Weihenacht schwingt sich an Schiffes Bord,
Über den Schiffen wird ein Licht,
Schiffsvolk schlummert, vernimmt sie nicht,
Singend erhebt sich ihr süßes Wort:
Blonder Knabe, dir einen Kuß
Bring' ich vom fernen Muttermund,
Bärtiger Mann, einen süßen Gruß
Tu' ich von Kindern und Weib dir kund.
Schiffsvolk, du deutsches, jung und alt,
Über das dunkle, das pfadlose Meer
Schickt eure Heimat mich zu euch her,
Schickt einen Hauch euch der deutsche Wald.
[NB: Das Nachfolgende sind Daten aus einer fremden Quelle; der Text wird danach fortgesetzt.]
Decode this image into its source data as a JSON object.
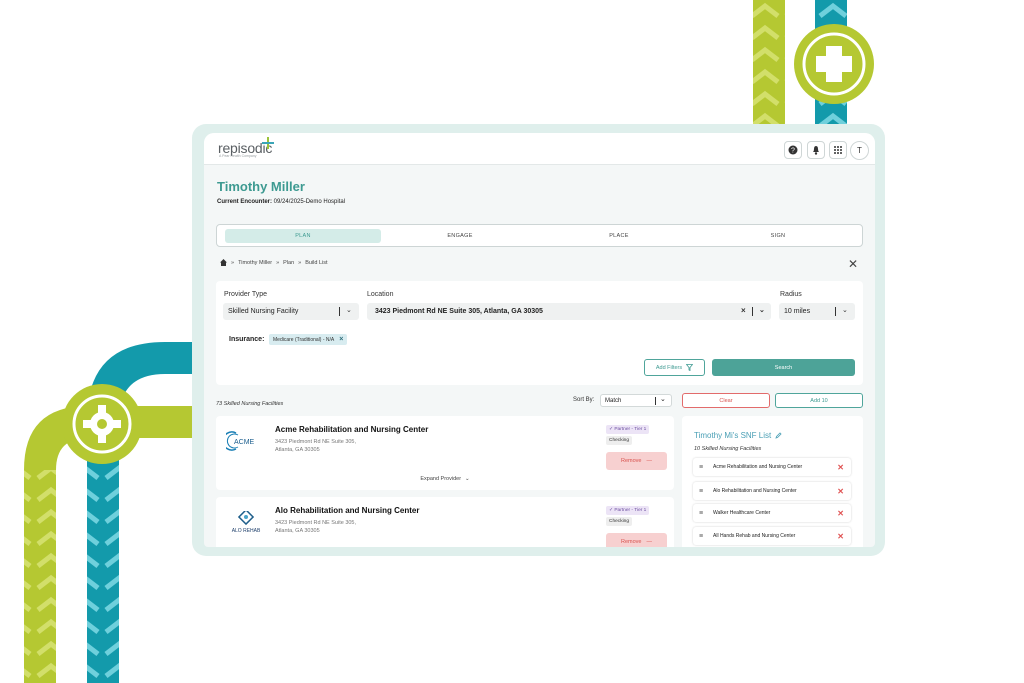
{
  "app": {
    "logo_text": "repisodic",
    "logo_sub": "A Pear Health Company"
  },
  "topbar": {
    "avatar_initial": "T"
  },
  "patient": {
    "name": "Timothy Miller",
    "encounter_label": "Current Encounter:",
    "encounter_value": " 09/24/2025-Demo Hospital"
  },
  "tabs": [
    {
      "label": "PLAN",
      "active": true
    },
    {
      "label": "ENGAGE",
      "active": false
    },
    {
      "label": "PLACE",
      "active": false
    },
    {
      "label": "SIGN",
      "active": false
    }
  ],
  "breadcrumb": [
    "Timothy Miller",
    "Plan",
    "Build List"
  ],
  "filters": {
    "provider_type_label": "Provider Type",
    "provider_type_value": "Skilled Nursing Facility",
    "location_label": "Location",
    "location_value": "3423 Piedmont Rd NE Suite 305, Atlanta, GA 30305",
    "radius_label": "Radius",
    "radius_value": "10 miles",
    "insurance_label": "Insurance:",
    "insurance_chip": "Medicare (Traditional) - N/A",
    "add_filters_label": "Add Filters",
    "search_label": "Search"
  },
  "results": {
    "count_text": "73 Skilled Nursing Facilities",
    "sort_label": "Sort By:",
    "sort_value": "Match",
    "clear_label": "Clear",
    "add10_label": "Add 10"
  },
  "providers": [
    {
      "name": "Acme Rehabilitation and Nursing Center",
      "address_line1": "3423 Piedmont Rd NE Suite 305,",
      "address_line2": "Atlanta, GA 30305",
      "partner_tag": "✓ Partner - Tier 1",
      "status_tag": "Checking",
      "remove_label": "Remove",
      "expand_label": "Expand Provider",
      "logo_text": "ACME"
    },
    {
      "name": "Alo Rehabilitation and Nursing Center",
      "address_line1": "3423 Piedmont Rd NE Suite 305,",
      "address_line2": "Atlanta, GA 30305",
      "partner_tag": "✓ Partner - Tier 1",
      "status_tag": "Checking",
      "remove_label": "Remove",
      "logo_text": "ALO REHAB"
    }
  ],
  "snf_list": {
    "title": "Timothy Mi's SNF List",
    "subtitle": "10 Skilled Nursing Facilities",
    "items": [
      "Acme Rehabilitation and Nursing Center",
      "Alo Rehabilitation and Nursing Center",
      "Walker Healthcare Center",
      "All Hands Rehab and Nursing Center"
    ]
  },
  "colors": {
    "teal": "#3d9a91",
    "lime": "#b5c832",
    "cyan": "#139aab",
    "danger": "#d9534f"
  }
}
Schiffsvolk träumend vom Schlaf erwacht:
Was ist geschehen, wer trat herein?
Heut in Deutschland ist Weihenacht,
Ferne Heimat, wir denken dein.
Männer draußen im Wogentanz
Denken heim an den Tannenbaum,
Denken heim an den Lichterglanz,
Jubelnder Kinder singenden Kranz,
Männer, umbrüllt vom Wellenschaum,
Träumen den seligen Weihnachtstraum.
Über das weite, das dunkle Meer,
Wo keine Brücke und wo kein Steg,
Wandelt schweigend die Weihenacht,
Kommt aus dem fernen Lande her,
Hat bis Deutschland gar weiten Weg,
Hat zu tragen gar schwere Fracht.

Grüße an all, die in Hütte und Haus
Heut unterm Baume zusammen sind,
Vater und Mutter und Weib und Kind,
Grüße viel tausend, am Herzen gehegt,
Haben die Männer, die fernen, da drauß'
Ihr zu bestellen auferlegt.

Weihenacht wandelt, es spritzen die Wellen,
Sorgt nicht – sorgt nicht, sie wird's bestellen.